Apple today seeded the first beta of an upcoming OS X 10.11.4 El Capitan update to developers for testing purposes, just over one month after releasing the second OS X El Capitan update, OS X 10.11.2. OS X 10.11.3 is also in testing and has been provided to developers and public beta testers. The new OS X 10.11.4 beta can be downloaded through the Apple Developer Center. It is not known what improvements the fourth update to OS X El Capitan will bring, but like prior updates, it's likely to focus on security enhancements, performance improvements, and bug fixes to address issues have been discovered since the release of OS X 10.11.2 and were not able to be included in the OS X 10.11.3 beta. We'll update this post with any changes that are discovered in the beta. Article Link: Apple Seeds First OS X 10.11.4 El Capitan Beta to Developers
I guess El Capitan will be the first OS in years to go beyond the .5 mark.

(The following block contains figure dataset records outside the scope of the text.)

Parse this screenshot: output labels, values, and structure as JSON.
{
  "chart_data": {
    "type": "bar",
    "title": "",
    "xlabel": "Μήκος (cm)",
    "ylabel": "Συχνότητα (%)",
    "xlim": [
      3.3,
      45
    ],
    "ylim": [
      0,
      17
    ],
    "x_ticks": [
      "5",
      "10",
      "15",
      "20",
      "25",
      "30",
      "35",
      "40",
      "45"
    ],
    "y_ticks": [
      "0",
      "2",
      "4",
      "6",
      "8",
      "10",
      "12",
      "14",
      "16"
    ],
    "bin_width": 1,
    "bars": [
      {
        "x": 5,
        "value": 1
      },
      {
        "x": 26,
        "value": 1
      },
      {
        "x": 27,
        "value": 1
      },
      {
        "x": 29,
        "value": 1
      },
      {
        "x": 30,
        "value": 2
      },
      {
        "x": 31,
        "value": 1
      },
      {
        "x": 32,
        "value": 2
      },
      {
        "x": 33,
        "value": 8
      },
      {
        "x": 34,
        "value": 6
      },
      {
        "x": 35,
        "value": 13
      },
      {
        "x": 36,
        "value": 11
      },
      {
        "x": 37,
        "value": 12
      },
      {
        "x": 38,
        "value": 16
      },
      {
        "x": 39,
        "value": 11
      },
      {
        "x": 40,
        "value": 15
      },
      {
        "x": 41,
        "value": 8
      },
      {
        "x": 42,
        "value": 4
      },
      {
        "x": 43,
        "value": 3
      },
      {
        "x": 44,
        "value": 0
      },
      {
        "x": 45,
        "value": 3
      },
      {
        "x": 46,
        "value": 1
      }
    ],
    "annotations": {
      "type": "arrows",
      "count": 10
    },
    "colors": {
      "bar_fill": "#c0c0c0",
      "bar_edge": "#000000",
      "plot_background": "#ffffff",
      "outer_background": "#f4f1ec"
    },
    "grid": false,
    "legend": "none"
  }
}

If that means stability will be up on par with 10.5 and 10.6 releases, then this would be quite astonishing for Apple in 2016.

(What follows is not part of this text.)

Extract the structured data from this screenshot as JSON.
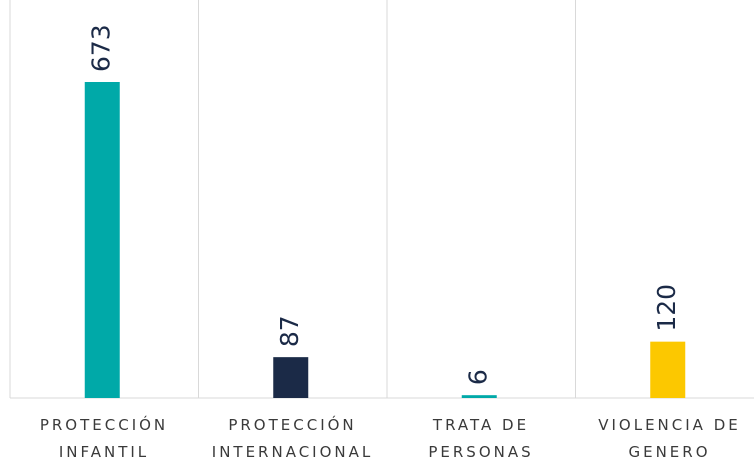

I prefer the "old" times, a new OS every 1 ½ to 2 years. OS X used to be more stable after the 10.x.5-6 versions. Dream on. Joking aside, I agree, although I don't have too much trouble with Mail it's an Application which SHOULD work well.
Can anyone let me know if this fixes the address bar in safari? I type in things to search currently and it takes forever before it begins to search.
Apple might just feel shockingly surprised at themselves if they achieve SL level refinement. I saw a professor's MBP, maybe 2008, and I reinstalled SL on it and boy that thing feels so much faster than my Late 2011 MBP 15 with 10.11.2. It is all in the UI. As Steve used to say, Boom.. Boom.. versus today's Booommm... Boooooommmm...
Maybe Apple is afraid of making a new OS that is as fast and stable as Snow Leopard, because they know a looot of people won't upgrade until they release a new stable one again in 5+ years.
Any idea if they might consider to introduce the "Night Swift" from iOS 9.3 BETA into Mac OS X as well? I know we have f.lux already, and I'm using it for all it's worth but I love to have things like this within the operating system itself.
Not sure what issues your experiencing with Mail, but I've used it on a daily basis since Snow Leapard for over 5 accounts and only lion gave me issues. Mavericks and El Capitan have been super stable/problem free for me. Check your settings? Maybe I'm just lucky.
10.6.8 is still the gold standard for Mac OS stability and refinement. Of course it didn't hurt that Snow Leopard was touted from the very beginning as "no new features, just improving on what is already there". And that is almost exactly what they did. I really miss that mindset.
Wait, what, .4?! And there is still no list of changes introduced in .3? I think by now they're just releasing updates so they can say they released a lot of updates so everything is super stable (even if it's not true).
3 accounts, (1 imap, 1 exchange, 1 iCloud) Mail, appears---: then magically disappears. Again, and again. Attachements, corrupted- Often. on and on and on.... Open Postbox, no problems exhibited. same on airmail. Mail is not supposed to be troubleshooted to actually work. Believe me, for 2 years, I have all but given up... and yes I have started from scratch on 2 occasions. many people will agree that mail sucks, while others will say; no problems here.
No change. That's where I always look first. Edit: Is renaming Disks there new? Never recognized it before.
Snow Leopard and Mavericks have been the best releases. Hopefully Apple can do it again with El Capitan.
Snow Leopard was stable, but it was slower than Leopard in many areas. They rewrote Finder from scratch using Cocoa but even though it gave them cool features like "put back", it made Finder a lot slower than it was before. Carbon Finder was ultrafast.
I'm running the .3 beta, and it's great. I don't know about instability or Mail or any of the other bugaboos, and I also have installed El Cap on an early 2008 iMac and watched its speed double. Yes, linux is faster, but it makes up for that by doing less and being much less accessible to the average user.